Lettre de Marcelino du 18 juillet 1939

Vingt-cinquième lettre de Marcelino, écrite de la Condamine Chatelard, dans les Basses Alpes, où il travaille à la 11ème CTE.

La Condamine Chatelard, 18 juillet 1939

Je réponds à vos lettres du 14 et 15 juillet, dans lesquelles, j’ai pu constater que vous êtes en bonne santé et c’est que je souhaite le plus. Ce qui est triste, c’est que tu me dis que votre situation est mauvaise et je ne peux t’aider qu’en te disant dans mes lettres que tu aies de la patience. Courage, ceci finira bientôt et quelque chose va se passer qui viendra changer en bien notre mauvaise situation. Cela ne sert à rien de bouder. Le besoin ne connait pas de loi, alors sans faire de mal à personne, essayez de gagner tout ce que vous pourrez afin de vous acheter ce qui est vital.
Juan a reçu la permission de pouvoir aller chez son oncle et sa tante.
Maintenant il va demander la procédure d’embarquement avec l’espoir qu’ils vont lui accorder ou, au moins, qu’il sera pris en charge. Moi je n’ai pas encore commencé parce que j’espère qu’ils nous donneront ce qu’ils nous ont promis.
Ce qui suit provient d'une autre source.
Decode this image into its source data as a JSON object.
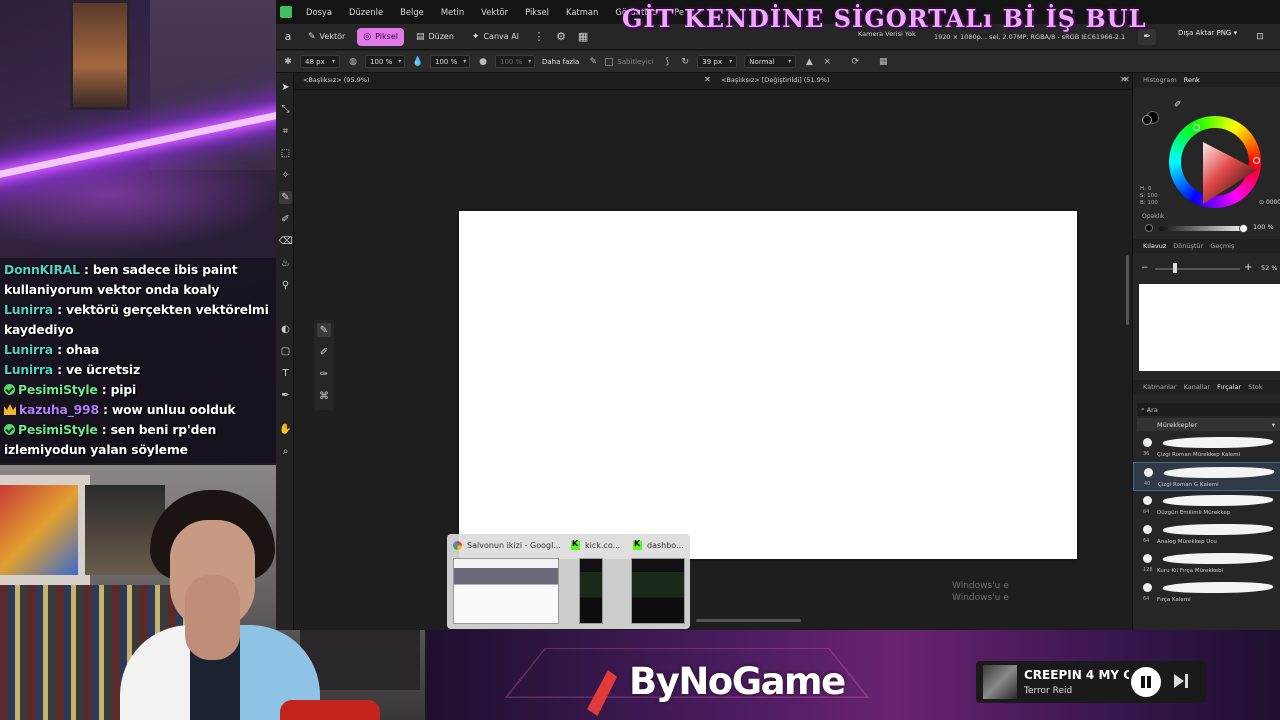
{
  "overlay": {
    "title": "GİT KENDİNE SİGORTALı Bİ İŞ BUL"
  },
  "chat": [
    {
      "user": "DonnKIRAL",
      "color": "teal",
      "badge": "",
      "text": " : ben sadece ibis paint kullaniyorum vektor onda koaly"
    },
    {
      "user": "Lunirra",
      "color": "teal",
      "badge": "",
      "text": " : vektörü gerçekten vektörelmi kaydediyo"
    },
    {
      "user": "Lunirra",
      "color": "teal",
      "badge": "",
      "text": " : ohaa"
    },
    {
      "user": "Lunirra",
      "color": "teal",
      "badge": "",
      "text": " : ve ücretsiz"
    },
    {
      "user": "PesimiStyle",
      "color": "green",
      "badge": "check",
      "text": " : pipi"
    },
    {
      "user": "kazuha_998",
      "color": "purple",
      "badge": "crown",
      "text": " : wow unluu oolduk"
    },
    {
      "user": "PesimiStyle",
      "color": "green",
      "badge": "check",
      "text": " : sen beni rp'den izlemiyodun yalan söyleme"
    }
  ],
  "menu": [
    "Dosya",
    "Düzenle",
    "Belge",
    "Metin",
    "Vektör",
    "Piksel",
    "Katman",
    "Görüntüle",
    "Pe"
  ],
  "personas": [
    {
      "label": "Vektör",
      "icon": "✎"
    },
    {
      "label": "Piksel",
      "icon": "◎",
      "active": true
    },
    {
      "label": "Düzen",
      "icon": "▤"
    },
    {
      "label": "Canva AI",
      "icon": "✦"
    }
  ],
  "docinfo": {
    "camera": "Kamera Verisi Yok",
    "specs": "1920 × 1080p... sel, 2.07MP, RGBA/8 - sRGB IEC61966-2.1",
    "export": "Dışa Aktar PNG"
  },
  "context_toolbar": {
    "size": "48 px",
    "opacity": "100 %",
    "flow": "100 %",
    "hardness": "100 %",
    "more": "Daha fazla",
    "stabilizer": "Sabitleyici",
    "width": "39 px",
    "blend": "Normal"
  },
  "doc_tabs": [
    "<Başlıksız> (95.9%)",
    "<Başlıksız> [Değiştirildi] (51.9%)"
  ],
  "panels": {
    "color_tabs": [
      "Histogram",
      "Renk"
    ],
    "hsv": [
      "H: 0",
      "S: 100",
      "B: 100"
    ],
    "hex": "000000",
    "opacity_label": "Opaklık",
    "opacity_value": "100 %",
    "nav_tabs": [
      "Kılavuz",
      "Dönüştür",
      "Geçmiş"
    ],
    "zoom": "52 %",
    "brush_tabs": [
      "Katmanlar",
      "Kanallar",
      "Fırçalar",
      "Stok"
    ],
    "search_placeholder": "Ara",
    "category": "Mürekkepler",
    "brushes": [
      {
        "size": "36",
        "name": "Çizgi Roman Mürekkep Kalemi"
      },
      {
        "size": "40",
        "name": "Çizgi Roman G Kalemi",
        "selected": true
      },
      {
        "size": "64",
        "name": "Düzgün Emilimli Mürekkep"
      },
      {
        "size": "64",
        "name": "Analog Mürekkep Ucu"
      },
      {
        "size": "128",
        "name": "Kuru Kıl Fırça Mürekkebi"
      },
      {
        "size": "64",
        "name": "Fırça Kalemi"
      }
    ]
  },
  "windows_watermark": [
    "Windows'u e",
    "Windows'u e"
  ],
  "taskbar": [
    {
      "title": "Salvonun ikizi - Googl...",
      "icon": "google"
    },
    {
      "title": "kick.co...",
      "icon": "kick"
    },
    {
      "title": "dashbo...",
      "icon": "kick"
    }
  ],
  "banner": {
    "brand": "ByNoGame"
  },
  "player": {
    "song": "CREEPIN 4 MY C",
    "artist": "Terror Reid"
  }
}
Ce que nous devons savoir, est s’ils nous regrouperont avant d’embarquer. Si après une semaine ils ne répondent pas, nous ferons plus de demandes. Dites-moi vite tout ce que vous savez sur cette affaire.
Nous aussi avons également eu une grande fête. Ils nous ont donné un bon repas. Des matchs de football, du tiré de corde, des courses et un concours de marabout a été organisé. Le nôtre a gagné un prix, deux bouteilles de bière plus un paquet de tabac.
Tu me diras si les familles qui vont à l’étranger paient pour le voyage ou si elles demandent seulement. Renseigne-toi du mieux que tu peux. J’imagine qu’avec autant d’Espagnols, il est logique qu’il y ait une famille qui pense (et même s’informe) à partir à l’étranger sans obligation de payer le voyage. S’il y en a dis-moi comment procèdent-ils.
Tu me dis que tu as des douleurs osseuses ou des rhumatismes, et tu me demandes si je souffre du dos. Je me sens de cinq ans plus jeune et que je n’ai aucune douleur de ce type. C’est pourquoi je suis doublement désolé pour tes douleurs.
En ce qui concerne la situation en Espagne, nous la voyons si mauvaise et si difficile que seule une contre révolution pourrait y remédier. Mais cette solution nécessiterait plusieurs jours et de nombreuses victimes.
Tu me rappelles que notre fille Alicia a quatre ans. Je lui ai envoyé des félicitations et toi donnes lui un très fort baiser de ma part. C’est tout ce que nous pouvons faire, en espérant que nous pourrons mieux célébrer son prochain anniversaire, en lui offrant notre présence comme plus grand cadeau.
Revenons à la lettre embrouillée que j’ai reçu d’Espagne. Après beaucoup de réflexion, j’en déduis que cette Manuella est Rosario, et le Tamel est le Chulo.
La Martina est Marta, qui doit être morte à Valencia, et son frère (le fils de Rosario) est le garçon qui est mort. Mon père doit être mort puisqu’ils ne parlent pas de lui et m’envoient seulement des souvenirs de ma mère. Bien que rien ne transparait, la lettre montre la répression et la peur qui règnent au village. Plus j’y pense, et moins j’ai envie d’écrire pour ne pas les compromettre. Ne réponds qu’à la lettre d’Ignacio el Valenciano, quelques lignes en leur disant que nous allons bien, et c’est tout.
Cher fils Sebastian. Tout d’abord je te souhaite une bonne santé, puisque tu en as besoin, et puis je t’assure que ma pensée est en harmonie avec la tienne. Nous irons au Mexique pour nous débarrasser d’une autre guerre et avoir un meilleur avenir. Au sujet de l’atelier, tu me dis que tu es très à l’aise, ce qui me fait me demander pourquoi il serait dommage de te sortir de ce travail, étant la première fois dans ta vie que tu as l’occasion d’apprendre beaucoup, comme tu le dis.
Valéro. Tu m’avoues enfin le travail que tu as l’intention de faire. Je vais te dire que ce travail n’a pas d’avenir en raison de son manque de développement*.
Sebastian peut, s’il s’applique dans le sien, être mécanicien. Je te dis cela, mais fais ce que tu veux faire, même si je te répète que ce que tu aimes je n’appelle pas cela du travail. Je ne veux pas un jour que tu dises que ton père s’est opposé à ta volonté quand tu étais assez vieux pour choisir ton chemin.